There seems to be a bit of a rise in the number of tabletop skirmish titles available in recent years. Whether you prefer the science fiction flavours of Star Wars X-Wing or putting together little squads of orcs and dwarves in Dungeon Command, the amount of pre-painted figures and vessels hitting tabletops around the world has been on the up. One of the longest running is Ares Games’ Wings of Glory (previously known as Wings of War) which we’ve already looked at here on The Little Metal Dog Show… and now they’re taking the system back through time and onto the ocean blue with their new title, Sails of Glory.
(A caveat before we launch into the meat of the piece; this is all based around the prototype that Ares were kind enough to send on over to me, and it’s only looking at the basic rule set. The game is on Kickstarter until April 16th, so if you want to get involved, get in quick.)
If you have any experience of games like X-Wing or either of the Wings releases, you’ll already have a headstart on the mechanisms that drive Sails of Glory. Set in heyday of naval warfare, you’ll control some of the finest Napoleonic-era vessels that history has to offer… and all you need to do is wipe out the enemy. Between two and four players can take to sea, and with various scenarios available in both team-based and last-sailor-standing modes, there’s plenty of replayability even in the base set.
So, how does the game work? Well, you’ll choose your ship and corresponding mat and cards that give you all the details you need to know about your fine craft. A stack of Maneuver Cards are the next things you grab, matching the letter shown on your ship card. After separating the bucketful of tokens and damage counters and determining the play area, you’re good to go.
Turns comprise of four phases and players will do each one simultaneously before progressing to the next.
First, it’s Planning. This is all about making your decision on where you’re going to head towards. Unlike something along the lines of X-Wing, it’s not just a matter of saying “Oh, that’s where I’m going”. In Sails of Glory, you must consider the wind direction too. Ships’ bases are segmented into different colour sections and, depending on where they’re facing and which one the wind is hitting, your chosen Maneuver Cards could give you a very different selection of movement options. Once everybody has selected one, it’s time for Movement.
Cards are flipped at the same time and ships are moved along the line corresponding to its ‘attitude’ to the wind. Simply slide along the line and remove the card, putting it back in your deck. Of course, if you’re working with small playing area, there’s a lot of opportunity for collision – you’re not speeding around in three-dimensional space – and in this case the larger ship takes precedence with the smaller coming to a stop when their bases touch.
Next up, combat – everyone gets to Fire! If you’reable to reach an enemy ship (decided by using the included range ruler) you can either shoot with artillery or muskets. Firing arcs are marked on your ship’s base, the best of which are your broadsides. Shooting from the front or rear means a less powerful attack but hey, any offense is a good idea in Sails of Glory. You’ll also have to consider line of sight – no firing through your own vessels, of course – and should you hit, you’ll do some well deserved damage either on the enemy ship, crew or (hopefully) both. Should enough be added to the ship’s mat, it’ll surrender and will be removed from the game.

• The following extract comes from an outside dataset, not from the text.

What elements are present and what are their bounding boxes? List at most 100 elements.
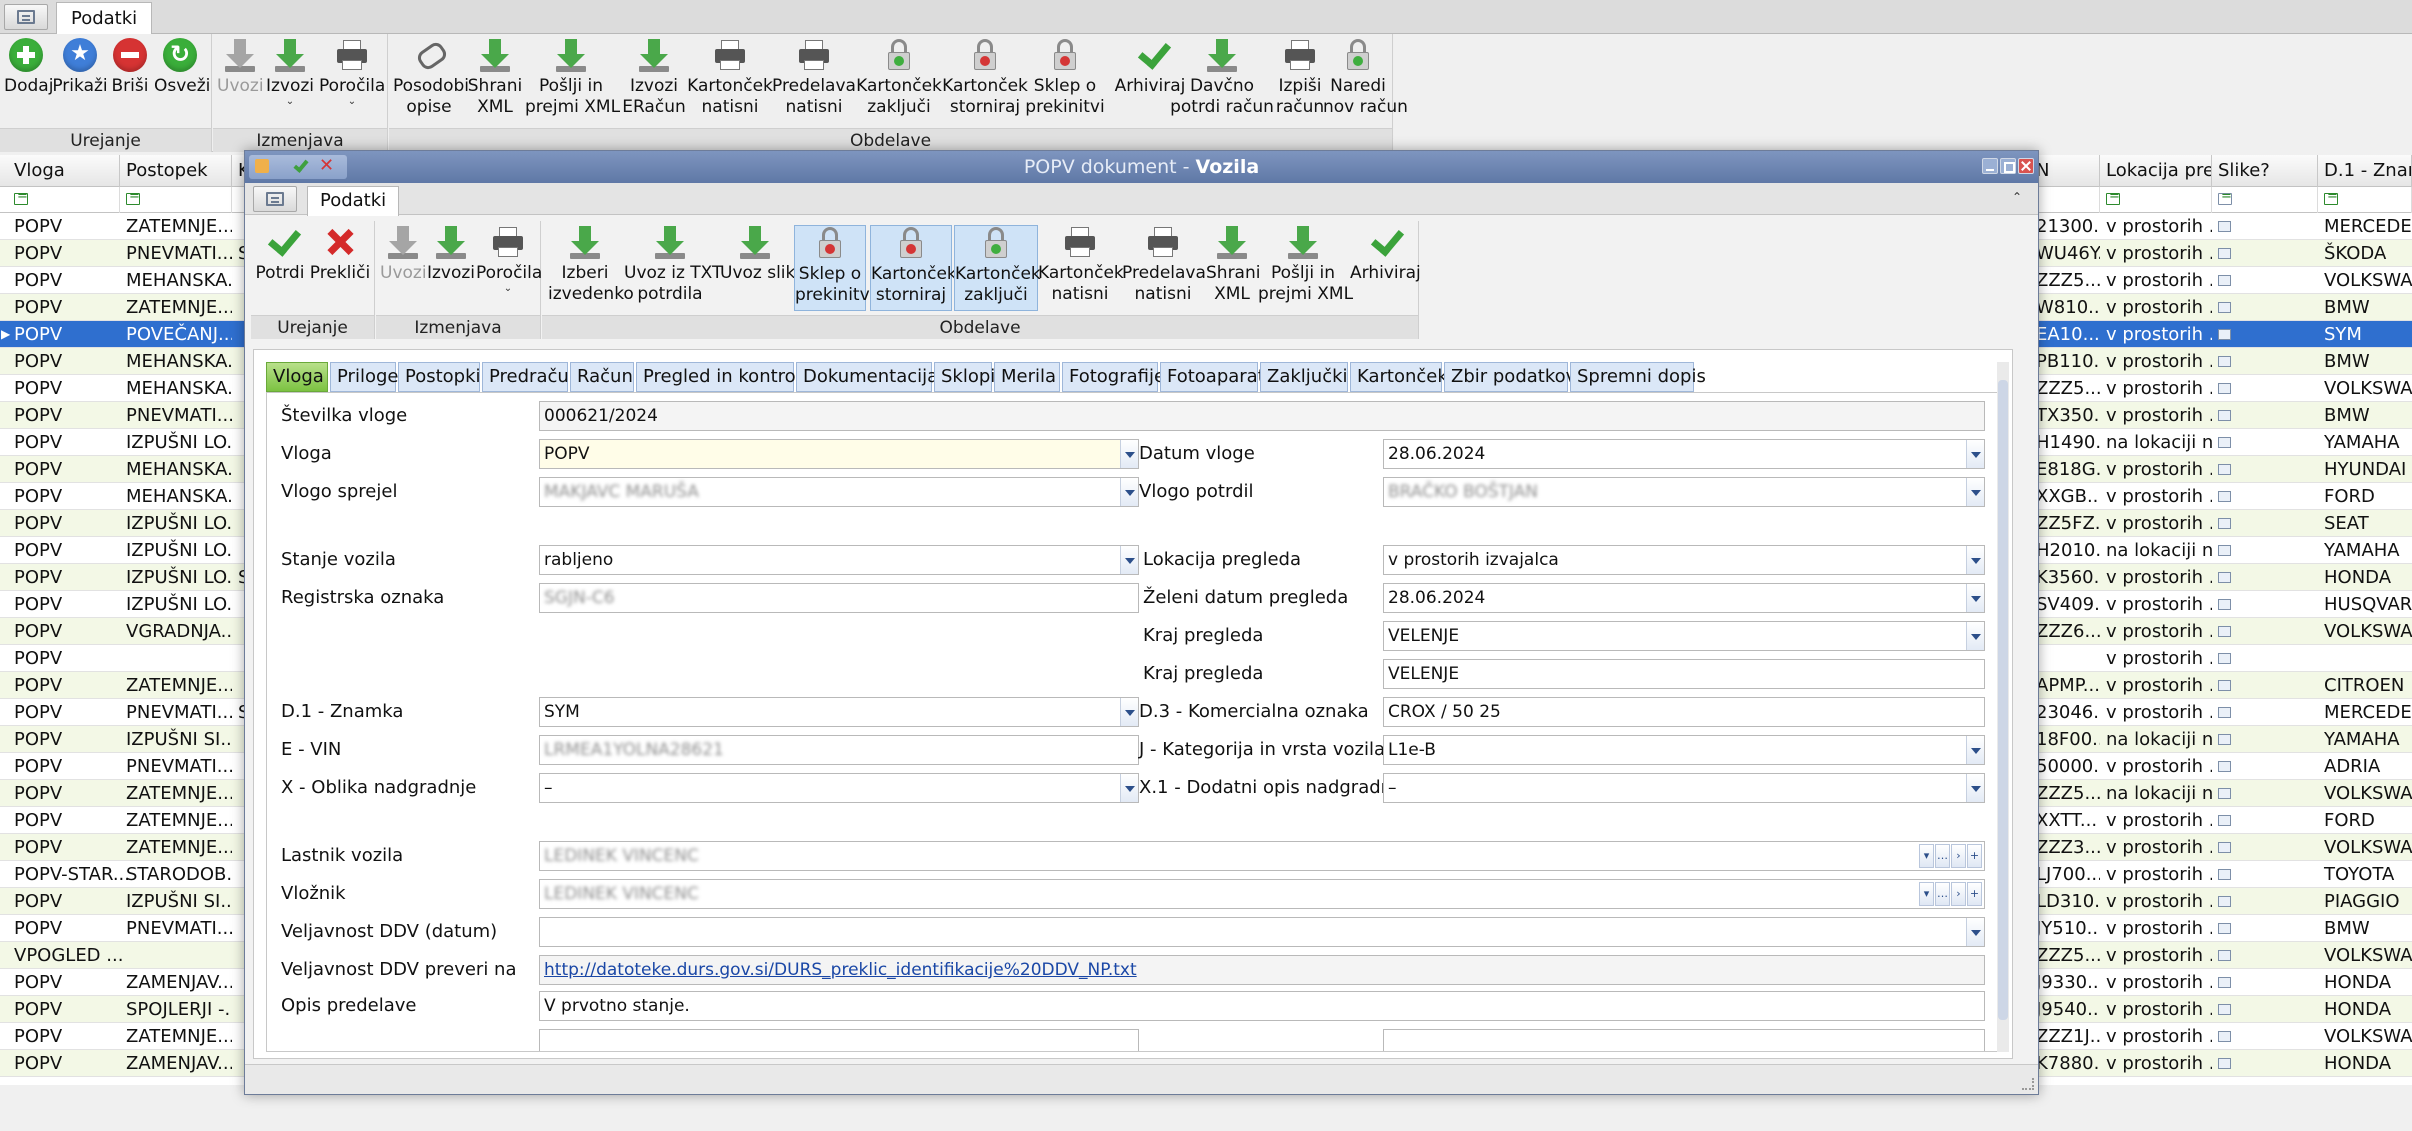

Finally, Reloading only happens if you fired artillery on the previous turn. Muskets are always available (though are much weaker) but the decision to use your heftier firepower should not be taken lightly… Once all four steps are complete, you’ve either won the game or go back to Planning.
And really, that’s about it. Having had a few plays with the prototype there’s little more that can be said than it’s a very solid ruleset. That’s far from surprising considering the amount of time that Ares Games have had to refine and improve them since the first days of Wings of War, but I’m still pleased to see that the game has been able to transition into a whole new world. As I’ve had previous experience of other games using a similar engine I found Sails of Glory a joy to pick up and play, but any gamer will pick it up in no time. I’m intrigued to see how the rules will be expanded when the final product is released.
Will it appeal to everyone? Well, with the Kickstarter campaign currently at over seven times their funding target and still five days on the clock I’d say that things are looking pretty good. Ares Games have done great when it comes to supporting Wings of Glory so the signs are great for their water-based adventures. I can’t wait to check out the miniatures that they put in the retail pack (as I am a tart for that kind of stuff) but have a lot of faith that they’re going to look great – the game is certainly very entertaining and well worth supporting.
Sails of Glory is an Ares Games project on Kickstarter until April 16. If you’re interested, a Starter Set pledge will cost you US$80 with copies due to ship to backers by August. Thanks to the guys for letting me check out the prototype!